Twenty-Five Years Later, Child Care Staff are Still Making Unlivable Wages

By Stephanie Schmit

A key component of quality, stability, and continuity in child care settings is high-quality, well-supported child care teachers. Livable wages, pay increases over time, and support and professional development are instrumental in attracting and retaining high-quality teachers.  When these elements come together, we see children and teachers thriving.

In 1989, the National Child Care Staffing Study revealed that teachers were not making livable wages, leading to high rates of turnover and adverse consequences for children. The 25-year update, Worthy Work STILL Unlivable Wages, shows that little has changed since 1989; child care staff continues to make poor wages and turnover remains high.

The study shows that wages remain low across early childhood teaching positions. Earnings among child care workers and preschool teachers have increased just 1 percent and 15 percent, respectively, since 1997. Meanwhile, costs to parents have doubled. Ironically, the children in care who have low-wage parents that utilize child care subsidies to allow them to go to work, also have caregivers who are low-wage workers, too. Many child care providers feel economically insecure and must rely on public benefit programs to support their families. In 2012, 46 percent of child care workers resided in families who were enrolled in at least one public benefits program (SNAP; Medicaid or CHIP; TANF; and EITC) compared to 25 percent of all workers.

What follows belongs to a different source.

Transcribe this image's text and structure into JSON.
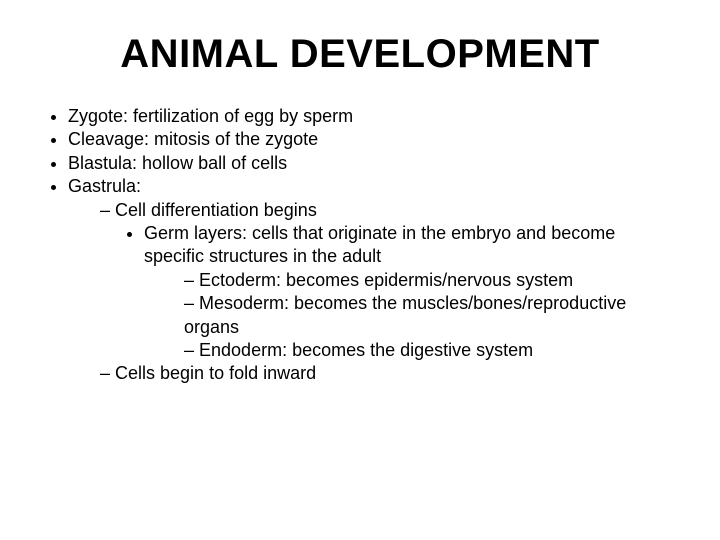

Last week, the president signed the Child Care and Development Block Grant (CCDBG) of 2014 into law. While the law takes important steps to improve the child care subsidy system for children and families, more investments in CCDBG are needed during implementation to increase compensation for child care workers.

Since wages, qualifications, and working conditions for teachers so heavily influence the quality of care that children receive, policymakers must focus on the economic status of the early childhood workforce. In order to pay higher wages, there must be more investment in early childhood education programs. Sustainable, dedicated sources of public funding must be identified and utilized to ensure that hard-working teachers aren’t earning unlivable wages in another 25 years.